Chen S S, Lee L
Gynecol Oncol. 1984 May;18(1):94-9. doi: 10.1016/0090-8258(84)90011-8.
Correlation between prognostic indices derived from morphologic studies of retroperitoneal lymph nodes as well as primary tumor and survival in 39 patients with epithelial carcinoma of the ovary is reported. All had maximal surgery, adjuvant chemotherapy, and were followed for more than 2 years. A selective biopsy of pelvic and para-aortic lymph nodes was performed during the staging laparotomy in all instances. The chemotherapeutic regimen was a combination of Adriamycin, cis-platinum, and Cytoxan in a majority of cases. Prognostic indices, which showed positive correlation with survival, were cancer involvement, type of lymph node reaction, sinus histiocytosis, and fibroblastic proliferation in the regional lymph nodes; tumor grade, lymphocytic infiltration, stromal fibrosis, and histologic type in primary tumor; and stage of disease. Unfavorable factors for survival were nodal metastasis, lymphocytic depletion in abdominal nodes, and Grade 3 tumor. Clinical implications of our findings are discussed.

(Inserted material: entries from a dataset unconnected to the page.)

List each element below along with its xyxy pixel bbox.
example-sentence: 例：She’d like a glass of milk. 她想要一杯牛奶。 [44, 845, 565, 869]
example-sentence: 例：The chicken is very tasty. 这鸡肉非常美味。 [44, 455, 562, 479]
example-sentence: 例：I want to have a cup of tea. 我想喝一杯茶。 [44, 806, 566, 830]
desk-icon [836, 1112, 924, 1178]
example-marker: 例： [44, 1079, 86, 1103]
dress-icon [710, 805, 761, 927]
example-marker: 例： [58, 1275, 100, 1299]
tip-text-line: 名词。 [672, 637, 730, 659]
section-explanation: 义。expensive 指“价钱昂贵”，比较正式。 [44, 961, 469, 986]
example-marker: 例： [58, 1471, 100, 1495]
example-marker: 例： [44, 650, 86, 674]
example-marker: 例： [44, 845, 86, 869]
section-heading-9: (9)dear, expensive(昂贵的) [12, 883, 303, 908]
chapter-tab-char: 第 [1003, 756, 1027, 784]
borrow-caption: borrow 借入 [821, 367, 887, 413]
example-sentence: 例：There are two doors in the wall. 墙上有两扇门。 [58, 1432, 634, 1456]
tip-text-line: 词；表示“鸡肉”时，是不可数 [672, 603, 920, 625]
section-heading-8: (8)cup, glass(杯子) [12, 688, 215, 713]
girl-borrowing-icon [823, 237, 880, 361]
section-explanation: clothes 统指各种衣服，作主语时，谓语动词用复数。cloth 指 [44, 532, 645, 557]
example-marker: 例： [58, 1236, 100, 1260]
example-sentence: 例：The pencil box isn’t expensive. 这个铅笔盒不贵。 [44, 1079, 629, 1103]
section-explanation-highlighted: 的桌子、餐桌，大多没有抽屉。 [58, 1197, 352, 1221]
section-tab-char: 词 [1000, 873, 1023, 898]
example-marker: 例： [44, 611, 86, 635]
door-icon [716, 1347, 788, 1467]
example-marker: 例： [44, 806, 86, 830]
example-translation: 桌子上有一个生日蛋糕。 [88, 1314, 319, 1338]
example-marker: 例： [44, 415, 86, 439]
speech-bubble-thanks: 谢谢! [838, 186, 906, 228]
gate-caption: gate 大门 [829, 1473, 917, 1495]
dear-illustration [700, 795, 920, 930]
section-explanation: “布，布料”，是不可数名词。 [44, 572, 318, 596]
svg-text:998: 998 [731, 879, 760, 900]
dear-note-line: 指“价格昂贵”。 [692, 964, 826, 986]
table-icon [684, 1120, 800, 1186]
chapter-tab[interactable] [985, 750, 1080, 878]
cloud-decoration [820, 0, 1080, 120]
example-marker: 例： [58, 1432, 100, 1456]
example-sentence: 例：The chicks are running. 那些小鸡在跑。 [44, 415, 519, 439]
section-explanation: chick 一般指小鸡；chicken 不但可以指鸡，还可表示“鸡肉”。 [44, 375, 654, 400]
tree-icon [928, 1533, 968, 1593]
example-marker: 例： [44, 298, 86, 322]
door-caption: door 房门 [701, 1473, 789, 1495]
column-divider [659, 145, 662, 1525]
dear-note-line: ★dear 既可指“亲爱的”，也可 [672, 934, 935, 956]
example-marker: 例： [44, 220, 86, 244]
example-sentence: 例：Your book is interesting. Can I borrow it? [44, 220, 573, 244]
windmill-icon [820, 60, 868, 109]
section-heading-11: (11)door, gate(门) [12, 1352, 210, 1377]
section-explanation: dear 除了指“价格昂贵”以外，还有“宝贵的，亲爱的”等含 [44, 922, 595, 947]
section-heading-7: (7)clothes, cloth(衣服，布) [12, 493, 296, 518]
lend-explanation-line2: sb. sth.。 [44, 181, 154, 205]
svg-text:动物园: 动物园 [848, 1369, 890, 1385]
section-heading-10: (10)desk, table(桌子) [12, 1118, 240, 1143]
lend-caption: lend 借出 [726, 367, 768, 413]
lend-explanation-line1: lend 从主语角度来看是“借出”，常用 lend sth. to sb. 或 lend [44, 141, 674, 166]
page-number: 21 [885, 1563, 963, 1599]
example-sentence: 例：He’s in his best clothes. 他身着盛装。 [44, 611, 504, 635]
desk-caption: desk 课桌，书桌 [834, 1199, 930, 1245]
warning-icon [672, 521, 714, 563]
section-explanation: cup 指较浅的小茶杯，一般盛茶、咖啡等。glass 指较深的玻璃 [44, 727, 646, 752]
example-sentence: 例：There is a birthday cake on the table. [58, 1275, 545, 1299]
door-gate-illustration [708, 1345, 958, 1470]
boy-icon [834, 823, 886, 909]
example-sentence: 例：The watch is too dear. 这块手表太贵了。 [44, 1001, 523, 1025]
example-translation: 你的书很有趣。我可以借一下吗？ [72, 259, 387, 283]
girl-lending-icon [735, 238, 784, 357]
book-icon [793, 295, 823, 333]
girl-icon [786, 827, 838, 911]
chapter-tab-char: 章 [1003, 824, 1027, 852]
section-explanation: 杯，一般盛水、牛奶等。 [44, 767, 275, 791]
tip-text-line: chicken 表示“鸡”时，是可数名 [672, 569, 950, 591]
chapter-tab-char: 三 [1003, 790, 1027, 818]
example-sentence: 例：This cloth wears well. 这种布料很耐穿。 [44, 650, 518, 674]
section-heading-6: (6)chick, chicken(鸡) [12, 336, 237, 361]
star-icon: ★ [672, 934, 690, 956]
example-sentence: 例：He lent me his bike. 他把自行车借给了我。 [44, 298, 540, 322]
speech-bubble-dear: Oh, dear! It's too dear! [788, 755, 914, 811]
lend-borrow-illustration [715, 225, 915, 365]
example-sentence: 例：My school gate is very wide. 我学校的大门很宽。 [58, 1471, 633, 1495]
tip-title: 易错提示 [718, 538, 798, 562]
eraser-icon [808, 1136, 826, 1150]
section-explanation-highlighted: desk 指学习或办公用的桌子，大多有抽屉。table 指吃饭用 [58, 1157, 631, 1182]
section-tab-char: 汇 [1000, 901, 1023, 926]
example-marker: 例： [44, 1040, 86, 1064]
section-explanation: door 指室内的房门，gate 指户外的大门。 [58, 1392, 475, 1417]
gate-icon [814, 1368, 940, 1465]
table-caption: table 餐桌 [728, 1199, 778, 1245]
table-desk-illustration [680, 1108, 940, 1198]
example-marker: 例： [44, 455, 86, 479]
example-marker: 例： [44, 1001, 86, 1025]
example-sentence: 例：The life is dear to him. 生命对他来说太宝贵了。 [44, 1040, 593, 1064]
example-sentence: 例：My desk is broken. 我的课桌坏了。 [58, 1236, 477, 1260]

报告了39例卵巢上皮癌患者腹膜后淋巴结以及原发肿瘤的形态学研究得出的预后指标与生存率之间的相关性。所有患者均接受了最大限度的手术、辅助化疗,并随访超过2年。所有病例在分期剖腹手术期间均对盆腔和主动脉旁淋巴结进行了选择性活检。在大多数情况下,化疗方案为阿霉素、顺铂和环磷酰胺联合使用。与生存率呈正相关的预后指标包括区域淋巴结中的癌累及情况、淋巴结反应类型、窦组织细胞增生和纤维母细胞增殖;原发肿瘤中的肿瘤分级、淋巴细胞浸润、间质纤维化和组织学类型;以及疾病分期。生存的不利因素为淋巴结转移、腹部淋巴结淋巴细胞耗竭和3级肿瘤。讨论了我们研究结果的临床意义。